It’s not always kind to be nice
Any difficult conversation can be an opportunity to build a relationship based on trust and mutual respect if the feedback is delivered with compassion and kindness, writes Kelly Phelps.
A boss once told me that my colleague was the “smart one” and I was the “nice one”. She is, so I wasn’t offended, but I didn’t take it as a compliment, either.
In my years working in the legal industry, I have come to realise that I am certainly not alone in avoiding difficult conversations. This continues to surprise me, mostly because we are in a profession filled with confident communicators and advocates who themselves crave constant feedback on their own performance.
I had assumed that delivering feedback would be an innate skill for many legal professionals, but perhaps the longstanding hierarchies, the competitive nature of the profession and the focus on the individual over team success in the past have led to this reluctance.
In his podcast, No Bullsh!t Leadership, Martin G. Moore lists five ways to view feedback to overcome your fear:
- You have a duty of care to your people to provide competent leadership, direction and feedback, and this should outweigh your discomfort in giving it.
- You cannot get results from a sub-par team, and you cannot develop one without coaching, challenging and confronting people to be their best. There is a real cost in putting your head in the sand and not addressing problems.
- Your people deserve the opportunity to improve. Don’t rob someone of their ability to progress in their careers. Also, when it’s difficult to acquire talent or during difficult economic times, isn’t it smart to invest in cultivating the talent you already have and getting more from your existing team?
- Everyone knows the strong and weak performers. Failing to deal with an issue demotivates others and kills culture. You will risk losing good people.
- If the worst comes to worst, and you need to let someone go, you need to be super confident that you have done everything you can to help them. It helps you sleep better at night.
- Ask if the person wants the feedback and let them opt in. If they agree, they are less likely to be defensive.
- Give context and explain why you think they would benefit from the feedback. It needs to be purposeful, solutions-focused and not just a list of complaints.
- Give thought to the receiver (their cultural background, personality, prior professional and individual experiences) and communicate with this in mind.
- Avoid the feedback sandwich of sneaking negative feedback between praise — either the positives will drown out the message, or they will sound insincere.
- Be humble and admit to your own mistakes. Ego has no place here.
- Encourage open conversation, be curious and open-minded, but stay on track. Listen, and you might learn something helpful and see a situation from another perspective, leading to better decisions and outcomes.

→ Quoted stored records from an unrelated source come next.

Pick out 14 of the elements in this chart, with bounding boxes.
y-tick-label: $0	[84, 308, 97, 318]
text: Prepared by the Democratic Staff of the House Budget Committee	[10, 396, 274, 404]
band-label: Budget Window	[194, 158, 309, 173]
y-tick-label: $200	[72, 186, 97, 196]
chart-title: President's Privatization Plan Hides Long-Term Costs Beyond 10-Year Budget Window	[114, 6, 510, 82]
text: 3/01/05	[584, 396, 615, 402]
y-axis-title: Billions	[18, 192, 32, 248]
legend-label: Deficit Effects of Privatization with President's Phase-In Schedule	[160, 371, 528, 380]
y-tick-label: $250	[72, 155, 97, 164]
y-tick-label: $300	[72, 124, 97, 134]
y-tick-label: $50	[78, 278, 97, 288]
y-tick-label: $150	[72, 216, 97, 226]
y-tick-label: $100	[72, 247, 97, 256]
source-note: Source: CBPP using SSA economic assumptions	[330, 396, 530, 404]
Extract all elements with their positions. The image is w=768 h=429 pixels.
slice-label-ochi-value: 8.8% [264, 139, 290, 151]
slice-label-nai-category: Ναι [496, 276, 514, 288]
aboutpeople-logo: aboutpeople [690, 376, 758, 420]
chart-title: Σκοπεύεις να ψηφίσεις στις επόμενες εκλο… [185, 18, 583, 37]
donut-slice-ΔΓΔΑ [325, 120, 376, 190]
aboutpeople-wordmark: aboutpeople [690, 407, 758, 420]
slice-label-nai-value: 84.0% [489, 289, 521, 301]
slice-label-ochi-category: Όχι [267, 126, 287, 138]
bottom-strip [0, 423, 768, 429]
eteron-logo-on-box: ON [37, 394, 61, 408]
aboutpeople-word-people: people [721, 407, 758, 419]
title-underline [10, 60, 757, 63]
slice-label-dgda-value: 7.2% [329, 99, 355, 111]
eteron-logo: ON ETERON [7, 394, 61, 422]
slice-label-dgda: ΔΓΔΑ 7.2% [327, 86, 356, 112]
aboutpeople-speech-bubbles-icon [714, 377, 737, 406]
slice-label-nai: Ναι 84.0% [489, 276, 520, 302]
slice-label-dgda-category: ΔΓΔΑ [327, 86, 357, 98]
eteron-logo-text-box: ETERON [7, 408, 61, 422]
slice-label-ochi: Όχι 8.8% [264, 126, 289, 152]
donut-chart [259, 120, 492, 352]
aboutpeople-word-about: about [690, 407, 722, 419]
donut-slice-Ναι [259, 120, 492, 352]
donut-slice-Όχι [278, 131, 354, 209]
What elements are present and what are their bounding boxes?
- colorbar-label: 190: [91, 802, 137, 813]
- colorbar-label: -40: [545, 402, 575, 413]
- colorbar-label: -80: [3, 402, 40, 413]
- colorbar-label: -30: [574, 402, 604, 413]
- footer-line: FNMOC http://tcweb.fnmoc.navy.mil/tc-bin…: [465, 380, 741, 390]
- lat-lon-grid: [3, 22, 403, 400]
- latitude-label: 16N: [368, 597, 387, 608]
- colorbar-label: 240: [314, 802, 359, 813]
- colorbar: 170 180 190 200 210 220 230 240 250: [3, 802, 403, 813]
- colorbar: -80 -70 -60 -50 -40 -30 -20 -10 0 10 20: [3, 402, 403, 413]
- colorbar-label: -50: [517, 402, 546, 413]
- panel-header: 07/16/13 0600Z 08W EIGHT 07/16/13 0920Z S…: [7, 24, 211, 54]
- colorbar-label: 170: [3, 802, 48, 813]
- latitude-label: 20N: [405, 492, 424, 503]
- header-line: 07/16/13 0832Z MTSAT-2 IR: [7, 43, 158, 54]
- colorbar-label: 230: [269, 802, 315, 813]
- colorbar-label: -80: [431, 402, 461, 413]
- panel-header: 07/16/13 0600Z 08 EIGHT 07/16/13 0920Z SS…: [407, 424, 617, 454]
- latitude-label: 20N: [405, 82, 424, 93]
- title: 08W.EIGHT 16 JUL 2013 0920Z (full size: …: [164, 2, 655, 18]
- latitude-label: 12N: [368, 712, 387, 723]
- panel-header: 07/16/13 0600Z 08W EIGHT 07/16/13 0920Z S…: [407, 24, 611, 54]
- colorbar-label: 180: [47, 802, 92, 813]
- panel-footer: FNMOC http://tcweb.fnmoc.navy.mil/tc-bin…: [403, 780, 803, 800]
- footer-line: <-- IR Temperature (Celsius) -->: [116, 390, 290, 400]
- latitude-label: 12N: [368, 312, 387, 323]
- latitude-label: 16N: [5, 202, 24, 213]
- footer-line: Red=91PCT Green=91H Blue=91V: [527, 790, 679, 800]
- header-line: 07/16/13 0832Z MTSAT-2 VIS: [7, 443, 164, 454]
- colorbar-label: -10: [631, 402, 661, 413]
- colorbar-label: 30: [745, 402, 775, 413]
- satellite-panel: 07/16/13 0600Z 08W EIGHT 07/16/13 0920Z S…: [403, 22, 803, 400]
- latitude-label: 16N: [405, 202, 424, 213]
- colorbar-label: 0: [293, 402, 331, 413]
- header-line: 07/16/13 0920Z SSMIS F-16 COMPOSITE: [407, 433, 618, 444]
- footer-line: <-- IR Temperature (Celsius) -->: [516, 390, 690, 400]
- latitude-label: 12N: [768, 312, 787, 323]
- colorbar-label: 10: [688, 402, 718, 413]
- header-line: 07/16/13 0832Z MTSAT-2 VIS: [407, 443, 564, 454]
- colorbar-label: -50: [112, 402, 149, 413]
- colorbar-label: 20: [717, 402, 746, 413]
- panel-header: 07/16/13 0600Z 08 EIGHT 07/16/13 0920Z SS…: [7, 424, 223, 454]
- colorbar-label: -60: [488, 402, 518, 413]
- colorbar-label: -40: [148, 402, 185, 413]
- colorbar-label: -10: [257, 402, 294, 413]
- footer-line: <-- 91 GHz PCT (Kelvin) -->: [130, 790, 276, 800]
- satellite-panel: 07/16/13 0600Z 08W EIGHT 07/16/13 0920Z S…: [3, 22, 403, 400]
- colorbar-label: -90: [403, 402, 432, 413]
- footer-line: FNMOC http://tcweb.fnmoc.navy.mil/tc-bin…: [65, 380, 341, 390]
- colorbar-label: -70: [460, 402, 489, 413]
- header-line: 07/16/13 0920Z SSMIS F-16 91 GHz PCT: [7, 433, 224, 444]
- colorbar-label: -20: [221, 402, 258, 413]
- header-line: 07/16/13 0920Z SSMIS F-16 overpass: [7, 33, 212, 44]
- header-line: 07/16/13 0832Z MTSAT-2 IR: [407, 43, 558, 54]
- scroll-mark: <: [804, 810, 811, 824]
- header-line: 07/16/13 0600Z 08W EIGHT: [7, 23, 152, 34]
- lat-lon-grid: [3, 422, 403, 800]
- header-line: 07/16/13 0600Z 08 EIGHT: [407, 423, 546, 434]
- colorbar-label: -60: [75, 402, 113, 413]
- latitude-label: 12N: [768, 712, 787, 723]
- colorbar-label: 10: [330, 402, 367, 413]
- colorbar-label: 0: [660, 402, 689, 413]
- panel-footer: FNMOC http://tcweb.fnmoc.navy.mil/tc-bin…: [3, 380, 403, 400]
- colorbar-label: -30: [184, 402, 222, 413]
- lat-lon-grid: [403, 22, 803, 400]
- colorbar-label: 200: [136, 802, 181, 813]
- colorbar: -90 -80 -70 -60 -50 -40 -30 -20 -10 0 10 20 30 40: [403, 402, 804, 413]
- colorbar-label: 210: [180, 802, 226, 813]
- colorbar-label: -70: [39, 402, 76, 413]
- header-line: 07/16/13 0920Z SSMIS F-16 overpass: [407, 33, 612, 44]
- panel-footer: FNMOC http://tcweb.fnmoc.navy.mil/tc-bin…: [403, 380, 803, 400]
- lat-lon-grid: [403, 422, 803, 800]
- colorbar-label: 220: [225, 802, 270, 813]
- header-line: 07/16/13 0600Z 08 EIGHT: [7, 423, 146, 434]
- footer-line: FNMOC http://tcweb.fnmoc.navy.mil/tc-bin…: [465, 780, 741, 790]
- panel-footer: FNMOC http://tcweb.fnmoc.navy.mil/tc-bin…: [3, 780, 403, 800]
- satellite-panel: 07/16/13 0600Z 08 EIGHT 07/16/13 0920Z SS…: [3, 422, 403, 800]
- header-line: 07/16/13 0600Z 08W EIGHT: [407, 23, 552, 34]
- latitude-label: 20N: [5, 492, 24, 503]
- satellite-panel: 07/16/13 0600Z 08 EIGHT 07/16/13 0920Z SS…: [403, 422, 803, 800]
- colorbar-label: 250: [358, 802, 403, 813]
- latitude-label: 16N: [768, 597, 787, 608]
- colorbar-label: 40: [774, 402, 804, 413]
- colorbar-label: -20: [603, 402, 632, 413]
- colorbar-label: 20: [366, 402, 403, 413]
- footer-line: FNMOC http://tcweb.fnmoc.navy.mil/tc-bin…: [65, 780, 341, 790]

- Be open to receiving feedback about yourself and foster a culture of constructive feedback. It should not only be delivered top down, but side to side and bottom up, and actively pursued on a regular basis (don’t wait for the yearly performance reviews to come around).
At the end of the day, a trusting culture will enable these growth conversations to be undertaken in the spirit intended — to aid in our quest for constant improvement.
Kelly Phelps is the chief executive of Travis Schultz & Partners.